MHM#15 Growing your therapy practice with authentic relationships
Oct 28, 2024It's very common to feel hesitant about reaching out to potential referrers.
Most people shudder when they think of networking. I certainly do :)
However, as a solo therapist, developing relationships with referrers is an important part of building your caseload.
With such negative connotations around networking, it’s helpful to reframe it.
So much ‘business and marketing speak’ can make therapists believe they need to learn new skills, when in reality a lot of your core strengths as therapists are key to growing your practice - one of these being your ability to connect with people and build relationships.
What you’re actually doing when “networking” is developing professional friendships.
The relationships you form with referrers should be with people you genuinely enjoy spending time with—people you’d be happy to have a coffee and a chat with. These might be professional relationships, but ideally, they’re ones that will last for many years.

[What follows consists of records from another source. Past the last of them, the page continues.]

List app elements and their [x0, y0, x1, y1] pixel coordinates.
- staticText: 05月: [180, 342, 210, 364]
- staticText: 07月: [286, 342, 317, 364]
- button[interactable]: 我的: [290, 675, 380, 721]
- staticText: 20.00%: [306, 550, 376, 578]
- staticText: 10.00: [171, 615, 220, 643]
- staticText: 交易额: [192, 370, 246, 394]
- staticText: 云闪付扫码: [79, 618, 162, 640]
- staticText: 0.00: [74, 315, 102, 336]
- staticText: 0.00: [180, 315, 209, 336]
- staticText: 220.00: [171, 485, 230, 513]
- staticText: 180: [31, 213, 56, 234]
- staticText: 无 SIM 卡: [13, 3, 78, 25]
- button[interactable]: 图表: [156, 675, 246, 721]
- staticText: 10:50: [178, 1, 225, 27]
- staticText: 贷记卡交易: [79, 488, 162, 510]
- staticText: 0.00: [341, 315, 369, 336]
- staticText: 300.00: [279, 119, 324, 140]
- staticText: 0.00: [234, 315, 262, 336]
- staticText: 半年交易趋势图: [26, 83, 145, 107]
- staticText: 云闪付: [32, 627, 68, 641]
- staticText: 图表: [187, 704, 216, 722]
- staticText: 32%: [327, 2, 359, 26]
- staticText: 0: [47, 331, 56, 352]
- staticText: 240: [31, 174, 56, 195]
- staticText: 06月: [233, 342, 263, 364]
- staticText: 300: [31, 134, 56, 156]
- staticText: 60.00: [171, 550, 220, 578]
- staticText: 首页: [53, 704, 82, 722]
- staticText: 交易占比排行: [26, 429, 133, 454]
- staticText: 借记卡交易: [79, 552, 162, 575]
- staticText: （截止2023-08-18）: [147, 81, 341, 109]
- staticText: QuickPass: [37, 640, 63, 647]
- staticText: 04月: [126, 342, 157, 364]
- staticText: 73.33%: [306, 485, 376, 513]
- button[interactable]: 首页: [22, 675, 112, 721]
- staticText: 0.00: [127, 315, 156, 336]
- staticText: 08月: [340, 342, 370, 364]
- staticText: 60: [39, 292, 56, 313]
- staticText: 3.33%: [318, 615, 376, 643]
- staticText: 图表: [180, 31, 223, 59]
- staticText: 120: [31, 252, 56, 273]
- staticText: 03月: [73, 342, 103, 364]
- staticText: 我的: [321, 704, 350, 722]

And building these relationships isn’t just about referrals; it’s also about providing mutual support. As a solo therapist, no one else truly understands what life is like for you, especially in the early days when you’re learning to run a practice. Other solo therapists get it and that understanding and support is invaluable.
Why do I recommend solo therapists connect with other solo therapists? Therapists who work within a group practice tend to refer within, but solo therapists need to refer outside their practice when they see people who might not be the right fit or are outside their area of expertise.
3 steps to finding and connecting with other therapists
1. Search for complementary therapists
Start by using Google, Psychology Today, or other directories to find 5 solo therapists who specialise in something complementary to you. For example, if you're a child therapist, look for family therapists. If you only see individuals, search for couples therapists. If you specialise in neurodiversity but don't do testing, find a therapist who does.
If you see clients in-person, look for therapists who also provide in-person therapy in your local area.
If you only provide teletherapy, look for therapists who also provide teletherapy in the same location.
2. Email them inviting them for an initial meeting
Once you've identified potential therapists, email them inviting them for an initial meeting to discuss collaborating and supporting each other. Let them know that you read their website and love what they’re doing. Express that you are looking to build relationships with therapists who specialise in their area so you can refer clients to them - this is very important as we want to ensure they know that it’s going to be a valuable use of their time.
Email Structure:
- Hi [First Name]
- I’m [Your Name], [who are you and what do you do].
- [A statement/fact to quickly build trust/demonstrate expertise].
- As you would know, [a sentence that relates specifically to what they specialise in/work with in their practice].
- I really liked [ highlight something that you read/noticed about them so it's personalised ].
- Call to Action: Let them know you'd like to meet to explore ways of collaborating and supporting each other.
And here is an example of how to apply the above structure to an email. Please note I am not a therapist :) so the example might not be clinically correct.
Hi Jessica
I hope you’re well. I’m a psychodynamic psychotherapist providing in-person therapy in Carlton.
My practice is dedicated to helping high-functioning women dissolve obstacles created by childhood trauma, and create a more meaningful life free from limitations.
As you would know, addressing and healing from trauma can start to shift and change dynamics in romantic relationships, and I often have women ask if I can recommend a couples therapist.
I really loved reading your approach to couples therapy, and the importance of considering past traumas of individuals within a relationship.
I am reaching out to see if you’d like to meet to explore ways of collaborating and supporting each other. I’m happy to drop into your practice, meet for coffee, or chat via Zoom—whatever works best for you.
You can learn more about my practice here: [link to website]
I look forward to hearing from you.
Warm regards
Remember, not everyone will reply to you - that’s very normal. But the more you personalise the email and demonstrate why it will be a good use of their time, the more likely they will reply.
3. Have the initial meeting
Unless you work very close to each other, I think an initial Zoom chat is a better use of time while you’re determining if they’re a good fit and worth investing time developing a relationship.
The initial meeting is really like a first date. Ask lots of questions and be curious to see if you're the right fit for each other. Consider:
- Is there potential for cross referrals?
- Did you enjoy the chat?
- Can you see yourself having a long-term professional friendship with them?
If your answer is yes to these, then the next step is to proactively nurture the relationship. I’ll go into the specifics of this and how to do this in next week’s article.
For now, start searching and reaching out to 5 therapists.